There is one problem you simply can't overcome: the density of sand is greater than the density of water. For something to float, it must have a density less than water. Because sand's density is greater than water, it will always sink.
Condition #1: A lot of sand, some water.
Yours is a desert world, but even desert worlds have bedrock. So let's assume an area of bedrock shaped like a bowl but filled with sand. As you add water, the sand gets soggy. If you don't fill it too fast, you eventually get a bowl full of wet sand. You can have life in this condition, but not fish. "Swimming" (as we traditionally think of it) isn't possible.
Condition #2: A lot of water, some sand.
Consider the same bowl full of sand, but this time we'll add water fast enough that erosion can occur. Eventually you have a bowl full of water with some sand on the bottom. Even if we consider this like a sea (no outlet), you'll have salty water, but it's still water with a sandy sea bottom.
Condition #3: We take advantage of surface tension
A finely ground sand (a small grain) can float on water! It's not that the density is lower than water, it's that the mass of the grain is insufficient to break the surface tension of water. You can make the surface absolutely opaque in this way. However, as the amount of fine grain sand builds on the surface, you'll occasionally get globs of sand that fall beneath the surface and sink. How thick can the sand get? Not very. While the thickness varies greatly with the nature of the sand and the salinity of the water, etc., I'd be surprised if you could get a consistent thickness much more than a millimeter or two.
Condition #4: Sand... made of igneous rock.
We can circumvent some of the problems of sand density using igneous rock.

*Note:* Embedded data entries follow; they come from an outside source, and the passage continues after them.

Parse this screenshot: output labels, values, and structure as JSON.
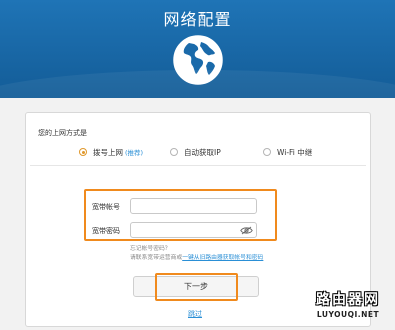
{
  "header": {
    "title": "网络配置"
  },
  "connection": {
    "label": "您的上网方式是",
    "options": [
      {
        "label": "拨号上网",
        "tag": "(推荐)",
        "checked": true
      },
      {
        "label": "自动获取IP",
        "tag": "",
        "checked": false
      },
      {
        "label": "Wi-Fi 中继",
        "tag": "",
        "checked": false
      }
    ]
  },
  "form": {
    "account_label": "宽带帐号",
    "account_value": "",
    "password_label": "宽带密码",
    "password_value": "",
    "hint_line1": "忘记帐号密码？",
    "hint_line2_prefix": "请联系宽带运营商或",
    "hint_line2_link": "一键从旧路由器获取帐号和密码"
  },
  "actions": {
    "next_label": "下一步",
    "skip_label": "跳过"
  },
  "watermark": {
    "cn": "路由器网",
    "en": "LUYOUQI.NET"
  },
  "colors": {
    "header": "#1a6aaa",
    "highlight": "#f08a1d",
    "accent": "#e0982b",
    "link": "#2a8fd6"
  }
}
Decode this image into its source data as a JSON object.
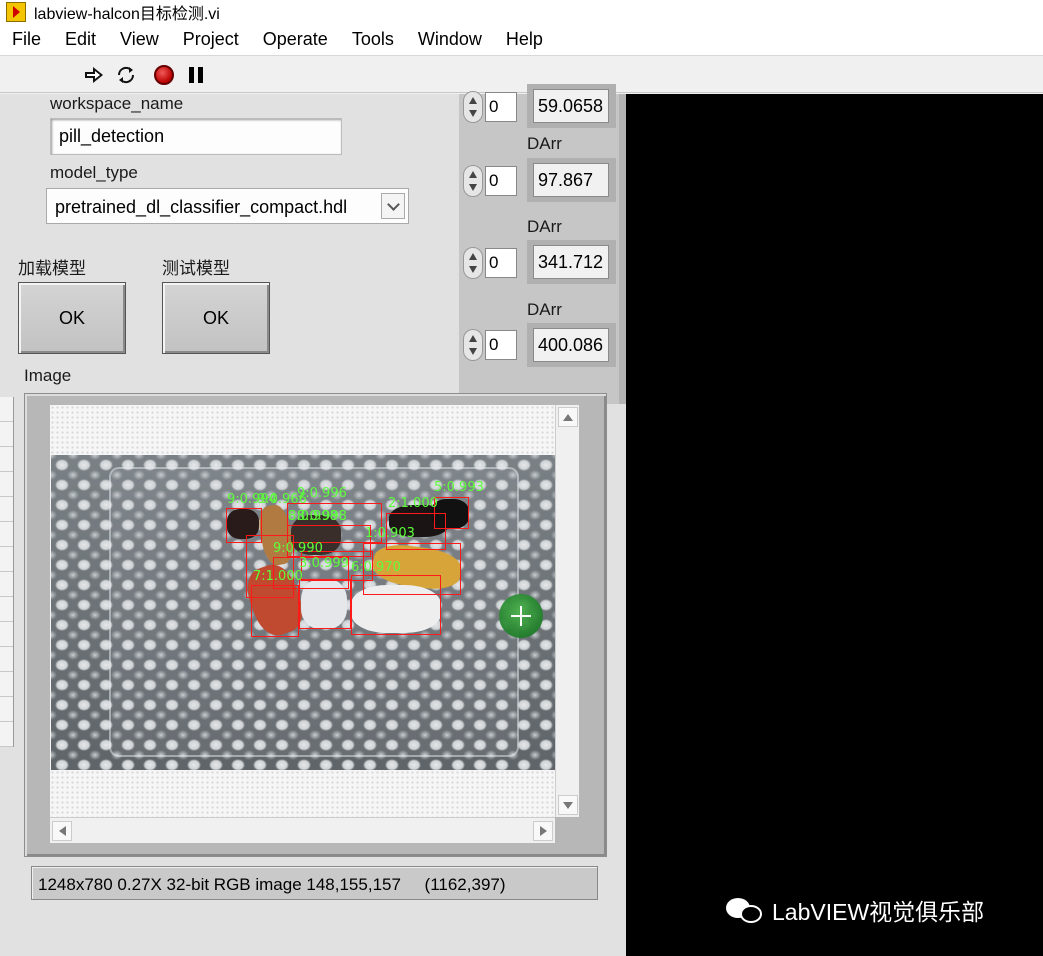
{
  "window": {
    "title": "labview-halcon目标检测.vi"
  },
  "menubar": {
    "items": [
      "File",
      "Edit",
      "View",
      "Project",
      "Operate",
      "Tools",
      "Window",
      "Help"
    ]
  },
  "toolbar": {
    "buttons": [
      "run-arrow-icon",
      "run-continuously-icon",
      "abort-icon",
      "pause-icon"
    ]
  },
  "front_panel": {
    "workspace_name": {
      "label": "workspace_name",
      "value": "pill_detection"
    },
    "model_type": {
      "label": "model_type",
      "value": "pretrained_dl_classifier_compact.hdl"
    },
    "load_model": {
      "label": "加载模型",
      "button": "OK"
    },
    "test_model": {
      "label": "测试模型",
      "button": "OK"
    },
    "image_label": "Image"
  },
  "arrays": [
    {
      "label": "",
      "index": "0",
      "value": "59.0658"
    },
    {
      "label": "DArr",
      "index": "0",
      "value": "97.867"
    },
    {
      "label": "DArr",
      "index": "0",
      "value": "341.712"
    },
    {
      "label": "DArr",
      "index": "0",
      "value": "400.086"
    }
  ],
  "detections": [
    {
      "label": "9:0.994"
    },
    {
      "label": "9:0.966"
    },
    {
      "label": "9:0.996"
    },
    {
      "label": "8:0.998"
    },
    {
      "label": "8:0.998"
    },
    {
      "label": "2:1.000"
    },
    {
      "label": "5:0.993"
    },
    {
      "label": "1:0.903"
    },
    {
      "label": "9:0.990"
    },
    {
      "label": "3:0.999"
    },
    {
      "label": "6:0.970"
    },
    {
      "label": "7:1.000"
    }
  ],
  "status_bar": {
    "text": "1248x780 0.27X 32-bit RGB image 148,155,157     (1162,397)"
  },
  "watermark": {
    "text": "LabVIEW视觉俱乐部"
  },
  "colors": {
    "detection_box": "#ff1a1a",
    "detection_label": "#5cff3a",
    "panel_bg": "#e1e1e1"
  }
}
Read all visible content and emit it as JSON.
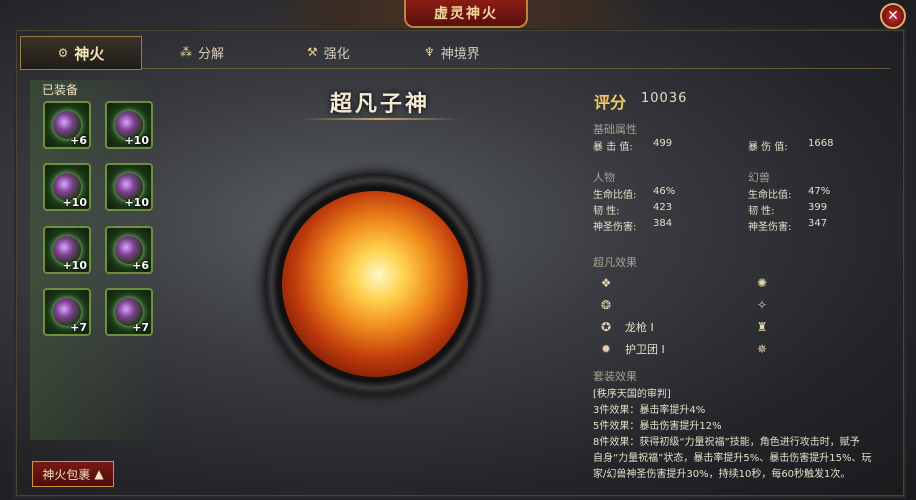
{
  "window": {
    "title": "虚灵神火",
    "close_icon": "close-icon"
  },
  "tabs": [
    {
      "label": "神火",
      "icon": "flame-icon"
    },
    {
      "label": "分解",
      "icon": "scatter-icon"
    },
    {
      "label": "强化",
      "icon": "hammer-icon"
    },
    {
      "label": "神境界",
      "icon": "realm-icon"
    }
  ],
  "equipped": {
    "label": "已装备",
    "slots": [
      {
        "plus": "+6"
      },
      {
        "plus": "+10"
      },
      {
        "plus": "+10"
      },
      {
        "plus": "+10"
      },
      {
        "plus": "+10"
      },
      {
        "plus": "+6"
      },
      {
        "plus": "+7"
      },
      {
        "plus": "+7"
      }
    ]
  },
  "item": {
    "name": "超凡子神"
  },
  "score": {
    "label": "评分",
    "value": "10036"
  },
  "base": {
    "title": "基础属性",
    "crit_label": "暴 击 值:",
    "crit_value": "499",
    "critdmg_label": "暴 伤 值:",
    "critdmg_value": "1668"
  },
  "human": {
    "title": "人物",
    "hp_label": "生命比值:",
    "hp_value": "46%",
    "tough_label": "韧     性:",
    "tough_value": "423",
    "holy_label": "神圣伤害:",
    "holy_value": "384"
  },
  "beast": {
    "title": "幻兽",
    "hp_label": "生命比值:",
    "hp_value": "47%",
    "tough_label": "韧     性:",
    "tough_value": "399",
    "holy_label": "神圣伤害:",
    "holy_value": "347"
  },
  "effects": {
    "title": "超凡效果",
    "dragon_gun": "龙枪 I",
    "guard": "护卫团 I"
  },
  "set": {
    "title": "套装效果",
    "name": "[秩序天国的审判]",
    "line3": "3件效果：暴击率提升4%",
    "line5": "5件效果：暴击伤害提升12%",
    "line8a": "8件效果：获得初级“力量祝福”技能，角色进行攻击时，赋予",
    "line8b": "自身“力量祝福”状态，暴击率提升5%、暴击伤害提升15%、玩",
    "line8c": "家/幻兽神圣伤害提升30%，持续10秒，每60秒触发1次。"
  },
  "bag_button": {
    "label": "神火包裹",
    "icon": "triangle-up-icon"
  }
}
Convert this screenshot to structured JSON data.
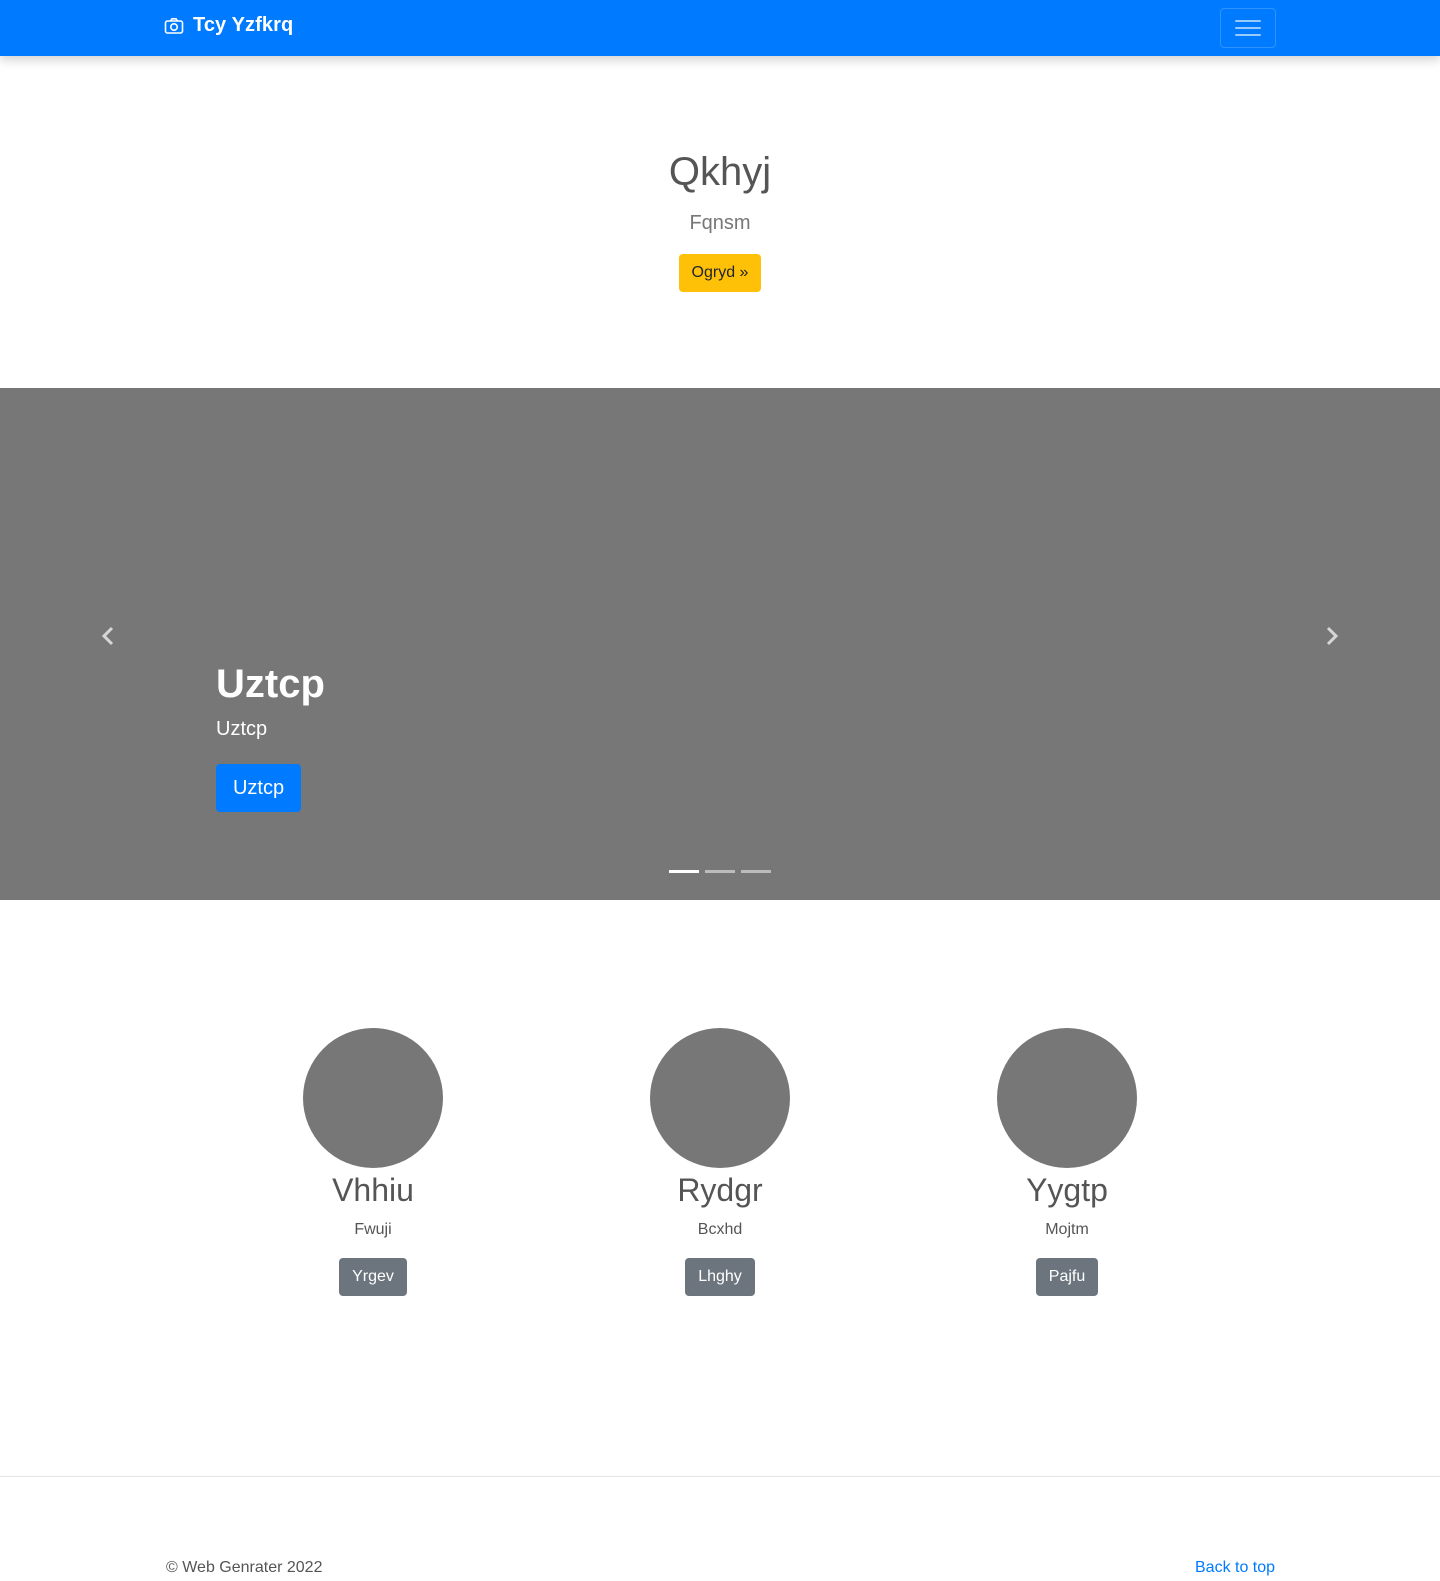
{
  "navbar": {
    "brand_icon": "camera-icon",
    "brand": "Tcy Yzfkrq",
    "toggler_icon": "hamburger-menu-icon",
    "accent_color": "#007bff"
  },
  "hero": {
    "title": "Qkhyj",
    "lead": "Fqnsm",
    "button_label": "Ogryd »",
    "button_color": "#ffc107"
  },
  "carousel": {
    "prev_icon": "chevron-left-icon",
    "next_icon": "chevron-right-icon",
    "background_color": "#777777",
    "slide": {
      "title": "Uztcp",
      "text": "Uztcp",
      "button_label": "Uztcp"
    },
    "slide_count": 3,
    "active_index": 0
  },
  "columns": [
    {
      "heading": "Vhhiu",
      "text": "Fwuji",
      "button_label": "Yrgev"
    },
    {
      "heading": "Rydgr",
      "text": "Bcxhd",
      "button_label": "Lhghy"
    },
    {
      "heading": "Yygtp",
      "text": "Mojtm",
      "button_label": "Pajfu"
    }
  ],
  "footer": {
    "copyright": "© Web Genrater 2022",
    "back_to_top": "Back to top"
  }
}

What is igneous rock?
Igneous rocks (from the Latin word for fire) form when hot, molten rock crystallizes and solidifies. The melt originates deep within the Earth near active plate boundaries or hot spots, then rises toward the surface. Igneous rocks are divided into two groups, intrusive or extrusive, depending upon where the molten rock solidifies. (Source)
The beautiful thing about igneous rock is that it's common for air to be trapped inside the rock's porous interior. The rock has a higher density than water, but the aggregate density of the rock (due to the buoyancy of air) is less than water! Now we're cooking with gas! You can get a LOT of rocks floating in water this way.
For a while...
The other problem with igneous rock is that they're, well, porous. Which means the water will eventually seep into the rock, displace the air, and the sand will sink.
Condition #5: Pumice Stone
But there is one option: pumice stone. Pumice stone is a specific type of igneous rock. It can float for a long time... but not forever.
When Havre erupted in 2012, it produced a large amount of floating pumice so we know the eruption was explosive. Ocean currents swept the floating pumice along, some of it as far as the eastern coast of Australia. Pumice doesn’t float forever—water seeps slowly into the holes in the pumice, making it heavier and heavier until it sinks to the seafloor. (Source)
There are temporary ways in Real Life to get what you want: a sea of soggy sand that's mostly water. But Real Life is against you and no permanent solution exists. You can get closer using biomatter (swamps, peat bogs, etc.), but even that might not be quite what you're looking for. There is, of course, nothing stopping you from declaring that your world has exactly the kind of sea you're looking for and ignore the explanation. But if you need the explanation, I believe temporary is the best you can get.